Ein länger zurückliegendes Verbrechen steht auch im Mittelpunkt des Romans „Tijuana City Blues“. Der Kunsttischler Güero bittet Morgado, das Verschwinden seines Vaters Timothy Keller aufzuklären. Keller, gebürtiger Amerikaner, lebte in den 1950er Jahren in Mexiko und gehörte mit zu der Gruppe des Beatnik-Dichters William S. Burroughs, der 1951 auf einer Party in Mexiko Stadt seine Frau Joan im Alkoholrausch erschoss, als er die Wilhelm-Tell-Szene nachstellen wollte. Zwei Wochen nach der Tat wurde Burroughs aus dem Gefängnis entlassen, da die mexikanische Justiz darin einen Unfall sah. Hier setzt nun die Fiktion ein: Burroughs fährt zu Keller nach Tijuana und bittet diesen, an der Grenze von einem Freund für ihn Geld zu holen. Burroughs Freund übergibt Keller an der Grenze ein Päckchen, doch in Tijuana kommt es zu einer Schießerei und Keller ist seitdem verschwunden. Morgado stürzt sich in die Ermittlung und kann zusammen mit seinem Freund Harry vom FBI den Fall aufklären.

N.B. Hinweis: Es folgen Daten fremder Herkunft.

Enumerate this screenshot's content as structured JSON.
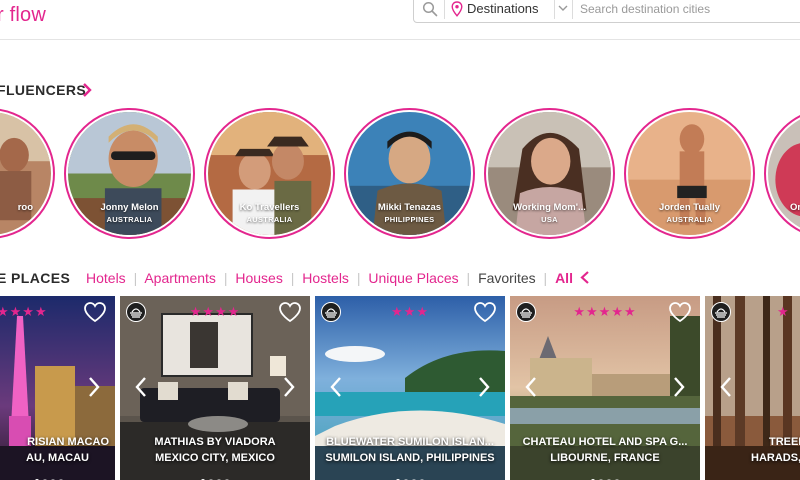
{
  "header": {
    "brand_partial": "r flow",
    "destination_dropdown": "Destinations",
    "search_placeholder": "Search destination cities"
  },
  "influencers": {
    "section_title": "FLUENCERS",
    "items": [
      {
        "name": "roo",
        "country": ""
      },
      {
        "name": "Jonny Melon",
        "country": "AUSTRALIA"
      },
      {
        "name": "Ko Travellers",
        "country": "AUSTRALIA"
      },
      {
        "name": "Mikki Tenazas",
        "country": "PHILIPPINES"
      },
      {
        "name": "Working Mom'...",
        "country": "USA"
      },
      {
        "name": "Jorden Tually",
        "country": "AUSTRALIA"
      },
      {
        "name": "On",
        "country": ""
      }
    ]
  },
  "places_nav": {
    "label": "E PLACES",
    "links": [
      "Hotels",
      "Apartments",
      "Houses",
      "Hostels",
      "Unique Places"
    ],
    "favorites": "Favorites",
    "all": "All"
  },
  "properties": [
    {
      "title": "RISIAN MACAO",
      "location": "AU, MACAU",
      "stars": "★★★★",
      "rating": 4
    },
    {
      "title": "MATHIAS BY VIADORA",
      "location": "MEXICO CITY, MEXICO",
      "stars": "★★★★",
      "rating": 4
    },
    {
      "title": "BLUEWATER SUMILON ISLAN...",
      "location": "SUMILON ISLAND, PHILIPPINES",
      "stars": "★★★",
      "rating": 3
    },
    {
      "title": "CHATEAU HOTEL AND SPA G...",
      "location": "LIBOURNE, FRANCE",
      "stars": "★★★★★",
      "rating": 5
    },
    {
      "title": "TREEH",
      "location": "HARADS,",
      "stars": "★",
      "rating": 1
    }
  ],
  "colors": {
    "accent": "#e3268e",
    "text_dark": "#2b2b2b"
  }
}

Der Roman „Loverboy“ spielt hingegen in der Gegenwart. Morgado macht sich auf die Suche nach einem skrupellosen Ring von Organhändlern, die mexikanische Kinder von der Straße entführen, um ihre Organe für harte Dollar an reiche, amerikanische Eltern zu verkaufen. Der letzte Roman „Laguna Salada“ führt Morgado in die Gluthitze der mexikanischen Wüste. Hier findet der Anwalt, der eigentlich illegale Grenzgänger vor dem Verdursten schützen will, einen Schädel im heißen Wüstensand. Wieder verknüpft Trujillo Muñoz meisterlich aktuelles Geschehen mit einem länger zurückliegenden Verbrechen, dessen Ursprung im Kalten Krieg und in Spionagetätigkeiten zu suchen ist.

Üppig und farbenfroh

Die Stärke des Autors liegt zum einen in der kunstvollen Verknüpfung von neuen und alten Verbrechen, die sein Morgado aufzuklären hat. Trujillo Muñoz tut dies in einer geschickt zusammengebauten Melange aus amerikanischer Hardboiled-School und mexikanischer Erzähltradition. Kurze, straffe Dialoge, nüchtern erzählte Actionszenen und symbolhafte Beschreibungen der Landschaft – wie man sie etwa auch bei Juan Rulfo finden kann – treffen in diesem heißen Schmelztiegel aufeinander und bilden eine sehr spannende Symbiose. Nicht zufällig kann Morgado seine Fälle oft nur dann zum Abschluß bringen, wenn ihn sein Freund Harry vom FBI, der Gringo, mit geheimen Informationen versorgt. Gegensätze prallen hier nicht nur einfach aufeinander, sondern es entsteht etwas Verbindendes, bestimmt von dem gemeinsamen Wunsch nach Gerechtigkeit, egal, auf welcher Seite der Grenze man lebt.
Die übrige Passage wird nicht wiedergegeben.